Hard brexit obriga portugueses no Reino Unido a nomearem representante fiscal

Fotografia: Toby Melville/ Reuters.
Fotografia: Toby Melville/ Reuters.

Caso não haja adiamento, o brexit acontece em três semanas. Portugueses no Reino Unido passam a ter de nomear quem os represente junto do fisco.

Com a saída do Reino Unido da União Europeia – por enquanto, agendada para 29 de março – milhares de portugueses a residir em território britânico vão passar a ter novas obrigações junto da Autoridade Tributária e Aduaneira de Portugal, ainda que não paguem impostos ao fisco português. Passam a ter a obrigação de nomear um representante fiscal, algo que até aqui era facultativo.

O salto de Londres para fora da órbita de Bruxelas faz com que se passem a aplicar a estes emigrantes as mesmas regras a que estão sujeitos os restantes portugueses que vivem fora da UE, e de países do Espaço Económico Europeu onde haja cooperação administrativa em matéria fiscal, confirma o Ministério das Finanças. “No caso de não-acordo os cidadãos portugueses com domicílio fiscal no Reino Unido passarão a ter de nomear representante fiscal”, esclarece.

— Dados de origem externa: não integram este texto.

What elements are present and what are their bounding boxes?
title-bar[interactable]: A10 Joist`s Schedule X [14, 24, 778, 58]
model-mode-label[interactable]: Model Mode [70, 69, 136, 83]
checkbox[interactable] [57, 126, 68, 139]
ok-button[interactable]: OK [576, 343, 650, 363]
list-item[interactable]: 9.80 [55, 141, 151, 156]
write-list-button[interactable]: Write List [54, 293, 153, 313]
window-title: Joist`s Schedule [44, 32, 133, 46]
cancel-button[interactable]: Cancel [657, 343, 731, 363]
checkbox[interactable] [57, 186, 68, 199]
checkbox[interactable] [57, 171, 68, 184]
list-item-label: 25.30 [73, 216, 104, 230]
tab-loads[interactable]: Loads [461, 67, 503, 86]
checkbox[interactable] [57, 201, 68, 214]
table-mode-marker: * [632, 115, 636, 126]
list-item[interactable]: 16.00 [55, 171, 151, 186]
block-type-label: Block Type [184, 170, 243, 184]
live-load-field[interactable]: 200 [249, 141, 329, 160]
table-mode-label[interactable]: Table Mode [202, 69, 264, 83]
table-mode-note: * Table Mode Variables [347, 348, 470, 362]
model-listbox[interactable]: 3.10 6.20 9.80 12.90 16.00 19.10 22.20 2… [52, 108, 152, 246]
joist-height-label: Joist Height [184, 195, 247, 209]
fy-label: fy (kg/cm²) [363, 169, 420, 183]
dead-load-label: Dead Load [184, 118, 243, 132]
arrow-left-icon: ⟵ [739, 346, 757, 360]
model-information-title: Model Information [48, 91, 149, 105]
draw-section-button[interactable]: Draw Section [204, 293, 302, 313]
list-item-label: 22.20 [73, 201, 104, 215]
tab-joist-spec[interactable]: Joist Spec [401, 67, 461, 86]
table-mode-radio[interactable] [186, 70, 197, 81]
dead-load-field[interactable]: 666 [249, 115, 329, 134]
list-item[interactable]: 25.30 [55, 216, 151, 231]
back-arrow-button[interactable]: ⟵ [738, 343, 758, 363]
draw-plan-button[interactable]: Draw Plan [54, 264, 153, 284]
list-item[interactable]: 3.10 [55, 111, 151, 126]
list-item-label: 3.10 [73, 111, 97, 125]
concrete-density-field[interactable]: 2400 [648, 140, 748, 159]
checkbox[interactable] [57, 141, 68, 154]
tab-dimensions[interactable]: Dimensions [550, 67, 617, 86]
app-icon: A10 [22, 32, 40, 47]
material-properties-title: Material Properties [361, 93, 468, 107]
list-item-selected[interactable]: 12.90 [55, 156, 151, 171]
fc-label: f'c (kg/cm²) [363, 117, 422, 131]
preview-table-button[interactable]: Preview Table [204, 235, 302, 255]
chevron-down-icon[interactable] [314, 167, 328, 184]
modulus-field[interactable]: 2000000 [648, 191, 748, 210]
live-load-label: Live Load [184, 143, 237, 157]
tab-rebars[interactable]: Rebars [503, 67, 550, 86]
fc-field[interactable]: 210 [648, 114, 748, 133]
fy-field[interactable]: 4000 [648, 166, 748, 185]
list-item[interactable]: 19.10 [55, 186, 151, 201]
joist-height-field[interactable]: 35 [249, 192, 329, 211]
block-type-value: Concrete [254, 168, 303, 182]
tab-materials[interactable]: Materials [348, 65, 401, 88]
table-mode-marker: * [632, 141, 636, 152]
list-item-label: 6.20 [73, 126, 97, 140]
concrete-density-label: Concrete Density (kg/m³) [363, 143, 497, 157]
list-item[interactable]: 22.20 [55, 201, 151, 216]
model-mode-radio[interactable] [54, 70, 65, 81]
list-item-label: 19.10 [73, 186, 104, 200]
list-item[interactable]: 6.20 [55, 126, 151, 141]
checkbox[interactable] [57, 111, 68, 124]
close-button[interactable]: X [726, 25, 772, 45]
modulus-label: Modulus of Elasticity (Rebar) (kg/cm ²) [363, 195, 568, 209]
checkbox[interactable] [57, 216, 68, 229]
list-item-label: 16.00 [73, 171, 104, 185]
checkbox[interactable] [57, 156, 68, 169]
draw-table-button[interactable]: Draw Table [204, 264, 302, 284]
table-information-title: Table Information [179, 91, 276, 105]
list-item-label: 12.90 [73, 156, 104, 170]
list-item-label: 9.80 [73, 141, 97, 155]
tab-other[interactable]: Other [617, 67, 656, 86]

A obrigação que será precipitada com uma eventual saída sem acordo do Reino Unido da União Europeia vai afetar milhares de portugueses. Segundo os dados dos serviços consulares portugueses em território britânico, há 350 mil nacionais de Portugal registados do lado de lá do Canal da Mancha.

Morada eletrónica “deverá ficar disponível brevemente”
A obrigação impõe-se para já, mas não deverá ser assim no futuro. A necessidade de nomear um representante fiscal para quem reside em países terceiros – fora do espaço da UE – vai deixar de existir com a implementação de um novo sistema de notificações eletrónica – via morada única digital – previsto para este ano e que, segundo o governo, não deverá tardar.

“Tal como foi aprovado no Orçamento do Estado de 2019, está em fase de desenvolvimento o sistema de notificações eletrónicas no Portal das Finanças, que deverá ficar disponível brevemente, o que permitirá substituir a necessidade de nomeação de representante fiscal”, explica o Ministério das Finanças ao Dinheiro Vivo.

As Finanças esclarecem também que o sistema Via CTT não é alternativa. “Até ficar disponível esta nova funcionalidade, qualquer cidadão residente no Reino Unido, em caso de não-acordo, ainda que opte pela notificação eletrónica Caixa Postal Eletrónica (Via CTT), tal não substitui a obrigatoriedade de nomeação de representante fiscal”, junta.

Além dos portugueses que residem no Reino Unido, também os cidadãos britânicos a quem tenha sido atribuído número de contribuinte em Portugal e que tenham, ou venham a ter, residência fiscal no Reino Unido vão ficar sujeitos à mesma obrigação de nomear um representante fiscal no caso de um brexit sem acordo. Caso exerçam atividade por conta própria, devem também submeter uma declaração de alteração da atividade e nomear representantes fiscais para efeitos de IRS e IVA.

No registo de contribuintes, a Autoridade Tributária e Aduaneira exige que o represente fiscal – pessoa ou empresa – tenha domicílio fiscal em Portugal.